Trans-axillary incisions for breast augmentation and breast ptosis

Trans-axillary incisions for breast augmentation and breast ptosis

09th Oct 2018

All surgical interventions, including plastic surgery, come with the cost of scars. Breast augmentation is no different. But many women seeking an aesthetic improvement on their breasts are not happy at the idea that they will bear the signs of undergoing surgery on their breasts permanently, so they look for alternatives that will leave the least amount of scarring.

The trans-axillary incision for breast augmentation is sought after by many patients as it is a technique that will leave no marks on the breasts as the incisions are actually under the arms and barely visible. But how effective is this technique and can we use it if the patient has breast sagginess too?

What is the trans-axillary approach?

The insertion of a prosthesis by the axillary approach was developed by Dr. Troques, a French surgeon. It is still practiced today by some plastic surgeons, even if it is not as popular compared to the periareolar or inframammary approach. As is the case with all incision types, it has certain advantages and disadvantages and the patient should be well-informed before making a decision.

Advantages of the trans-axillary method

– The scar left after the procedure is usually not very long (can be as small as 4 cm) and it is positioned under the arms in a very discreet position. When the arms are not lifted, in most cases it is impossible to see the location of the scars.

– The nipple and areola complex will not go through sensitivity changes because they are not injured during the intervention.

– Breastfeeding is in most cases possible after the procedure as the milk ducts are not sectioned.

Disadvantages of the trans-axillary incision:

– The technique is sometimes referred to as the “blind method” as the plastic surgeon has little visibility when performing the procedure. This can frequently lead to breast asymmetries and also excessive bleeding due to the injury of important blood vessels.

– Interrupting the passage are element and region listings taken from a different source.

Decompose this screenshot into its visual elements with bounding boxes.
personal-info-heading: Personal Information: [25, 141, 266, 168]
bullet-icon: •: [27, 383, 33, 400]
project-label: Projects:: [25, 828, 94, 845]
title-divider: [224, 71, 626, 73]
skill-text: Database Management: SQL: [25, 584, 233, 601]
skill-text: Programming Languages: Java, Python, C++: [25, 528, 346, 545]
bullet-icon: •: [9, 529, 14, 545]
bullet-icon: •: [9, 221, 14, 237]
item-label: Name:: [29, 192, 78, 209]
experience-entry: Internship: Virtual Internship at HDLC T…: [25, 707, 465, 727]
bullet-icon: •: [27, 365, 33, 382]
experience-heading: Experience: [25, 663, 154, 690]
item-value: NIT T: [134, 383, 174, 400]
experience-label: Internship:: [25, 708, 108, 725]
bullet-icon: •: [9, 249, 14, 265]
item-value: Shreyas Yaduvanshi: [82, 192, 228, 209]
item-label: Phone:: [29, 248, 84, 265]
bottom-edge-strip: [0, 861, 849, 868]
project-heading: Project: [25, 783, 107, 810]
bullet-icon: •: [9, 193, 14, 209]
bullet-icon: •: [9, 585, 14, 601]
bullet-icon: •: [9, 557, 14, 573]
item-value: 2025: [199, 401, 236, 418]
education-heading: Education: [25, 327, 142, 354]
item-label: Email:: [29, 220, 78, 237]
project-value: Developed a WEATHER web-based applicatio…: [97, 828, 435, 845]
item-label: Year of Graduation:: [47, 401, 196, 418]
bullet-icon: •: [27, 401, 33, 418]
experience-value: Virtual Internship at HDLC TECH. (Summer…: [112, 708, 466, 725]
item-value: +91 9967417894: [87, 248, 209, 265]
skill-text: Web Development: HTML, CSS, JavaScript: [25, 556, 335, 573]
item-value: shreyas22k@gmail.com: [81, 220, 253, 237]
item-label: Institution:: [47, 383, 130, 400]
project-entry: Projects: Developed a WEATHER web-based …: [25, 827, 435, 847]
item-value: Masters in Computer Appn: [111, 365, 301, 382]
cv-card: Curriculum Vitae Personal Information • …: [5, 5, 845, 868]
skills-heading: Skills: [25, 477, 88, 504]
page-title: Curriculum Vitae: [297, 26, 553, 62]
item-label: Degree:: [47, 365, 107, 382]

– If a complication occurs, the plastic surgeon will perform an incision on the breasts to remove or replace the implants.

– Only saline solution implants or silicone implants up to a certain size can be used for this type of augmentation. Big silicone implants will not fit.

– The recovery time might be longer after this type of incision.

– The technique can insert implants, but it can’t correct breast ptosis.

Breast ptosis and correcting methods

Even if the trans-axillary approach has been used for many years now, it is difficult to find a plastic surgeon that performs it routinely. The number of surgeons performing it has decreased with the development of other techniques (periareolar and inframammary fold) that have more benefits and fewer disadvantages.

An important reason why this specific approach should be avoided is the ability to use it to correct breast sagginess. I had patients coming to the clinic with severe breast sagginess and also having breast implants introduced through the armpit incision. They wanted to have the trans-axillary incision because they wanted to avoid scars on the breasts at all costs, but the implants only accentuated the sagginess so now they need a breast lift, an intervention that will leave scars on the breasts. In my experience, many women who undergo a breast augmentation through a trans-axillary incision end up with scars on the breasts eventually, usually after a revision surgery.

Sagginess of the breasts is not a complication of the breast augmentation procedure, but something that occurs naturally with the passing of time. So if you have your implant surgery in your late 20s, you might need a breast lift by the time you are 50, especially if the breast implants are significant in size. And this is when you will get scars on your breasts. Moreover, the implants can’t be replaced or removed using the same incision points, like with periareolar and inframammary fold incisions.

Plastic surgeons that perform this type of procedure usually focus on this procedure alone as it requires a certain medical device to be performed. This means that they will recommend it whatever your level of breast ptosis might be. You can even see this when checking online for before and after pictures performed with the trans-axillary incision. If the patient had breast sagginess prior to surgery, you will notice how the breasts are even lower on the chest after the procedure.

The trans-axillary incision can’t be used to correct breast ptosis as what actually happens during the procedure doesn’t affect the mammary tissues. The plastic surgeon digs a tunnel going from the arm pits towards the back of the mammary gland, and the implant is placed in a pocket created there. This is why there is no damage done to the breast tissues and also the reason why the sagginess won’t be affected in the slightest with the procedure.

If you are counting on breast augmentation (more specifically the implants) to do the trick and lift your breasts while proving the desired augmentation, you might be in for a disappointment. If the breast sagginess is moderate or severe, it can’t be corrected without surgical excision.


As is the case with any surgical approach, the trans-axillary incision technique used for breast augmentation has certain benefits and disadvantages. The main benefit and the reason why it is still performed is the fact that it doesn’t leave any marks on the breasts. The scars are under the arms and barely visible if the patient doesn’t lift her arms. One of the most significant disadvantages entailed by the method is that it can’t correct breast ptosis. If additional revision surgery procedures need to be performed, they will need an incision on the breasts, either periareolar or in the inframammary fold. It is important to be informed of what a technique can and can’t do for you before making a decision to undergo surgery.